Jeneponto — Peringatan Hari Jadi ke-163 Kabupaten Jeneponto menjadi momentum peluncuran pencapaian ekonomi dan pembangunan strategis yang terukur. Acara berlangsung khidmat di Ruang Pola Panrannuangta Kantor Bupati Jeneponto, Jumat (1 Mei 2026), dengan tema "A'bulosibatang, Ikhlas dan Bahagia".
Bupati Paris Yasir memaparkan data ekonomi Jeneponto yang mencapai PDRB Rp34,11 triliun. Pertumbuhan ekonomi 6,59% pada 2025 menempatkan kabupaten ini masuk lima besar Sulawesi Selatan—sebuah pencapaian yang dianggap menandai kokohnya fondasi ekonomi daerah.
Laporan yang disampaikan Bupati menunjukkan perbaikan signifikan pada indikator kesejahteraan. Angka kemiskinan turun menjadi 11,42%, sementara tingkat Pengangguran Terbuka menyusut ke 1,88%. Indeks Pembangunan Manusia (IPM) juga meningkat ke 70,25, mengindikasikan kualitas hidup masyarakat yang terus membaik. Sektor pertanian tetap menjadi penopang utama ekonomi lokal.
Pada acara tersebut, sejumlah proyek fisik diresmikan secara bersamaan. Penandatanganan prasasti meliputi ruas jalan baru, gedung layanan publik, serta puskesmas. Peresmian Stadion Mini Turatea menjadi sorotan khusus, diproyeksikan menjadi ikon baru kebanggaan daerah dalam sektor olahraga dan ruang publik.

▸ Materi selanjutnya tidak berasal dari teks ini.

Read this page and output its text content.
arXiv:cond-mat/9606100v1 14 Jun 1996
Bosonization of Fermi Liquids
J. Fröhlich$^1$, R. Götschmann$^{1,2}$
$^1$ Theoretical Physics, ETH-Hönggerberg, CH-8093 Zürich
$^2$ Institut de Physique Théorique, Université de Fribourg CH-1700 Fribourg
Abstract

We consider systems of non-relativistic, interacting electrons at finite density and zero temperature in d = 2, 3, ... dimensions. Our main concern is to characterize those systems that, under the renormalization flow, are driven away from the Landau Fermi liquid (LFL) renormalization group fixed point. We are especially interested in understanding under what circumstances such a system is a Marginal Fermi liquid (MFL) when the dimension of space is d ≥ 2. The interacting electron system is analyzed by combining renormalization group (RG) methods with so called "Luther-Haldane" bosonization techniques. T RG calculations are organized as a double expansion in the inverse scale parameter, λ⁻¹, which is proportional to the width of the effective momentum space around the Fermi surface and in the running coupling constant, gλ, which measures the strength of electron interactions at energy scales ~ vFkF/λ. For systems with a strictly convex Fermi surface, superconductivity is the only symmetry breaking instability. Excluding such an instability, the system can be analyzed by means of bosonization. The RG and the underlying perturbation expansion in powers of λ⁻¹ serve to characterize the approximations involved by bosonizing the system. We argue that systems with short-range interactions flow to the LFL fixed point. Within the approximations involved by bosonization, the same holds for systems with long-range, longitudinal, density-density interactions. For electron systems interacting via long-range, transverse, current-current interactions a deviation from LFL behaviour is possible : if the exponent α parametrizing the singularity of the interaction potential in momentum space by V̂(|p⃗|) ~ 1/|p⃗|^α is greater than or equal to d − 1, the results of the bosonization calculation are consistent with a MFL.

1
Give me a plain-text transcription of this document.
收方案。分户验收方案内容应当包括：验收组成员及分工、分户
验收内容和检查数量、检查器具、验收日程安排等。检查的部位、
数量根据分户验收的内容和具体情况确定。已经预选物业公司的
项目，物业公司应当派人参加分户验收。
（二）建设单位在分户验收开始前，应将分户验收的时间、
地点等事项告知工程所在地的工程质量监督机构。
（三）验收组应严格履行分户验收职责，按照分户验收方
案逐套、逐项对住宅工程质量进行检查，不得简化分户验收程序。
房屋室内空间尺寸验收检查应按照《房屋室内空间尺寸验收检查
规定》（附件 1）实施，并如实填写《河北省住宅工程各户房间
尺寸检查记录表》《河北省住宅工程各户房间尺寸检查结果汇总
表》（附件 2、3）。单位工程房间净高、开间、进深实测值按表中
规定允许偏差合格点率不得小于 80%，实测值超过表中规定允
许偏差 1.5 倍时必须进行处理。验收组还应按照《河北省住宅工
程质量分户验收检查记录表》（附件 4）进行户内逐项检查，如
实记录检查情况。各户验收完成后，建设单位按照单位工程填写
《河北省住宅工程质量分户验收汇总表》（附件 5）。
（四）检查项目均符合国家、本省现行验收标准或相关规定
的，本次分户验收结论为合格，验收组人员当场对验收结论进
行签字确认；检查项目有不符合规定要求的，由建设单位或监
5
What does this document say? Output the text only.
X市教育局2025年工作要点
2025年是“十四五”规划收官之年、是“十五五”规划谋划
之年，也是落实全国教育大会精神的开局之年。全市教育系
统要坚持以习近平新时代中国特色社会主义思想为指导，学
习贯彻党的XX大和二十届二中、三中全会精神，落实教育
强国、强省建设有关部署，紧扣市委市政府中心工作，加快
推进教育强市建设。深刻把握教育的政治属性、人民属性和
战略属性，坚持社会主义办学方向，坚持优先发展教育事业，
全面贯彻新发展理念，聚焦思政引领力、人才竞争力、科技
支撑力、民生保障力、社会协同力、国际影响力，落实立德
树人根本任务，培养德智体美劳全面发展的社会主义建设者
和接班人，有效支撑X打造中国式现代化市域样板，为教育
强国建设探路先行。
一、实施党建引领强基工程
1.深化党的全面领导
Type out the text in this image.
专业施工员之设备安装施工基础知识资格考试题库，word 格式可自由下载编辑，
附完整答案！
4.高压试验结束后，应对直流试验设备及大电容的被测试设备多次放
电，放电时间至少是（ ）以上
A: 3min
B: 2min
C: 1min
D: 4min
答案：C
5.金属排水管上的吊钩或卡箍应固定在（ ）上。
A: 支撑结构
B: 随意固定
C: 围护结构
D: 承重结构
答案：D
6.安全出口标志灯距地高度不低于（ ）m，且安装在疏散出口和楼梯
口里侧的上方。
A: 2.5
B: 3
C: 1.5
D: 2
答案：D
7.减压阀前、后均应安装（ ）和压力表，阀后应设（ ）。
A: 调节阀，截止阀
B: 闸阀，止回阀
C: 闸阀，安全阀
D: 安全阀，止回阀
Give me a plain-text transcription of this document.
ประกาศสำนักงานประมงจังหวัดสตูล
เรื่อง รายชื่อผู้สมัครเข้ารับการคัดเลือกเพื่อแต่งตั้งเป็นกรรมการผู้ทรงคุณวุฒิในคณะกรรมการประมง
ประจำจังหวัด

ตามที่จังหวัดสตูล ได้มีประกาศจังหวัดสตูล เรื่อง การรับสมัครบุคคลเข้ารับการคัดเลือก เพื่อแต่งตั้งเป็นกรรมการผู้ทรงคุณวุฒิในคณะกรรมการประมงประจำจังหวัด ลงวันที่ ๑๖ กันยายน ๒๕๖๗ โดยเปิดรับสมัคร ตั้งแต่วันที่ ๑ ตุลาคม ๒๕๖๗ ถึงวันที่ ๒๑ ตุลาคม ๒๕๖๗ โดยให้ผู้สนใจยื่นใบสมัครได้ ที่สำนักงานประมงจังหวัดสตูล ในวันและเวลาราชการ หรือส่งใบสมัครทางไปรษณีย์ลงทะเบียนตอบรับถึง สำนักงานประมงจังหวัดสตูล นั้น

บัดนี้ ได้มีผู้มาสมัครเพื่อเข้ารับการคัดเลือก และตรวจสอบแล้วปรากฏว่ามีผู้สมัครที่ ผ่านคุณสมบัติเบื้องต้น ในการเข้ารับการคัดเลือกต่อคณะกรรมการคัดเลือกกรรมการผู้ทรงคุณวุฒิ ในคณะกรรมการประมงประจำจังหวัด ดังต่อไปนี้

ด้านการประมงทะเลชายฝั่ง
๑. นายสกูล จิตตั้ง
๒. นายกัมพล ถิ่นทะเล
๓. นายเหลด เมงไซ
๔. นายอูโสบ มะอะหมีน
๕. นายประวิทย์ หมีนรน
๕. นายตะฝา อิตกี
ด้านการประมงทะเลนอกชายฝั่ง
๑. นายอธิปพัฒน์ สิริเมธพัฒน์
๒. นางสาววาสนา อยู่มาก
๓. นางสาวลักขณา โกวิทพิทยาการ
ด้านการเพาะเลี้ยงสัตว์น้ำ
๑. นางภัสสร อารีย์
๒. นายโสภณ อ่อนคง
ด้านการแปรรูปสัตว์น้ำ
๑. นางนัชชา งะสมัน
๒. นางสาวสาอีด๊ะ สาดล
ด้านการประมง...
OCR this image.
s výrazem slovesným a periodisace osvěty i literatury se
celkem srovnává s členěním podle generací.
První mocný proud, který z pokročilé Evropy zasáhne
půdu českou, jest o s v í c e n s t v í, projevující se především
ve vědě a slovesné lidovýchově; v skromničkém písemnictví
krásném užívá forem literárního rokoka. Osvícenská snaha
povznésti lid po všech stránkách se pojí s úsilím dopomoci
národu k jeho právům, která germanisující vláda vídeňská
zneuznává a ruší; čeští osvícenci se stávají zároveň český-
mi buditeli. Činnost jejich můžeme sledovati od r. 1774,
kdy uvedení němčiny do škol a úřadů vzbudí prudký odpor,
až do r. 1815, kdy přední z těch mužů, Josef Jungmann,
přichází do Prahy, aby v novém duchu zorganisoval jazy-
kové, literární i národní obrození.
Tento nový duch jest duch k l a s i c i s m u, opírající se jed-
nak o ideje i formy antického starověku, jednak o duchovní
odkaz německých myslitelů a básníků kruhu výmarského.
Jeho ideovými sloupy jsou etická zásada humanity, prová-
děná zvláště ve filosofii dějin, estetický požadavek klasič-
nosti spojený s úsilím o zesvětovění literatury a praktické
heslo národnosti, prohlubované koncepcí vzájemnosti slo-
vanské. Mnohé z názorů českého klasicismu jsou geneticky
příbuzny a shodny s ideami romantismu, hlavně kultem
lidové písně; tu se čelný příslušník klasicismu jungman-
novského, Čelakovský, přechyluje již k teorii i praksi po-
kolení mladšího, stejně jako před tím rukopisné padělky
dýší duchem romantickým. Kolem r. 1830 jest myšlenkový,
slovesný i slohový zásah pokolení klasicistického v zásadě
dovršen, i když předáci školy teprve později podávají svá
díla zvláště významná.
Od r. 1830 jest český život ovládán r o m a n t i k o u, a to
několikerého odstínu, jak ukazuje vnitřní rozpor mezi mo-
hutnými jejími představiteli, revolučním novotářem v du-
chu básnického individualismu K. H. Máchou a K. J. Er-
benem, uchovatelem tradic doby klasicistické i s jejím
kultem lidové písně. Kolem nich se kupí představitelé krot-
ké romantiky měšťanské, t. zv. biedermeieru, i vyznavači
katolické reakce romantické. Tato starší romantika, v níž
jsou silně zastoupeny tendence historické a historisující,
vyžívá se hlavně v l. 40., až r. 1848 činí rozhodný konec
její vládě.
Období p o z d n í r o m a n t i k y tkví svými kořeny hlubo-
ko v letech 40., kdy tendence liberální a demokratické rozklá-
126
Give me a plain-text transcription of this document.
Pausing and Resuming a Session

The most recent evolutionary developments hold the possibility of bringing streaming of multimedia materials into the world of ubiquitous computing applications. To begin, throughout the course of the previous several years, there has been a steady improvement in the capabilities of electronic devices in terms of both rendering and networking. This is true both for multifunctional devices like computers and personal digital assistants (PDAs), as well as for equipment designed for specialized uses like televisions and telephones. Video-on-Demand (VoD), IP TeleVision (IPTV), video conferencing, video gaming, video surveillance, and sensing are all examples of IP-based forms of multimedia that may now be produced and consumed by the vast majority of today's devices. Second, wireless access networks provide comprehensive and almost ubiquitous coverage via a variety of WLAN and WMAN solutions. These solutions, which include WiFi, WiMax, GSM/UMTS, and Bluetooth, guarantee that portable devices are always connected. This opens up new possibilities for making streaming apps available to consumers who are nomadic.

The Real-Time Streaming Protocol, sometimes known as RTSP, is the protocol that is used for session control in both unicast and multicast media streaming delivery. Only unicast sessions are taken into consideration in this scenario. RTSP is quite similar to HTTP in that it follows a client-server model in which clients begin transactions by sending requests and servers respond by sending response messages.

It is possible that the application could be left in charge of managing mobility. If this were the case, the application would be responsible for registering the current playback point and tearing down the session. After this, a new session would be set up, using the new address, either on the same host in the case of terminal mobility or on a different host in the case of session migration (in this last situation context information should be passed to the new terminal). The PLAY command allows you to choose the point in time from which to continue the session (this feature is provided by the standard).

Bupati Paris Yasir menegaskan momentum ini bukan penanda berhenti, melainkan lanjutan akselerasi pembangunan. Fase berikutnya fokus pada ketahanan pangan, penguatan UMKM, pembangunan Pasar Modern Karisa, serta peningkatan pendidikan dan kesehatan. Penguatan jaminan sosial melalui BPJS dan penyerahan santunan juga menjadi bagian dari rangkaian kegiatan.
Gubernur Sulawesi Selatan Andi Sudirman Sulaeman menyampaikan apresiasi atas capaian Jeneponto dan menegaskan dukungan berkelanjutan dari pemerintah provinsi. Pada momentum yang sama, Pemerintah Provinsi Sulawesi Selatan menyerahkan paket bantuan strategis senilai sekitar Rp10 miliar.
Paket bantuan tersebut mencakup satu unit mobil damkar, traktor roda empat, hibah rumah ibadah senilai Rp1,11 miliar, serta bantuan kemasan dan peralatan bagi UMKM. Dukungan ini dirancang untuk memperkuat layanan publik dan ekonomi kerakyatan di tingkat kabupaten.
Pertemuan antara Bupati dan Gubernur dalam acara Hari Jadi ini menandai komitmen sinergis antara pemerintah daerah dan provinsi. Dengan posisi Jeneponto di lima besar pertumbuhan ekonomi Sulawesi Selatan, daerah ini memiliki momentum kuat untuk melanjutkan akselerasi pembangunan yang telah dimulai. Rangkaian proyek strategis dan penguatan UMKM diharapkan memperluas dampak ekonomi ke tingkat grassroot masyarakat lokal.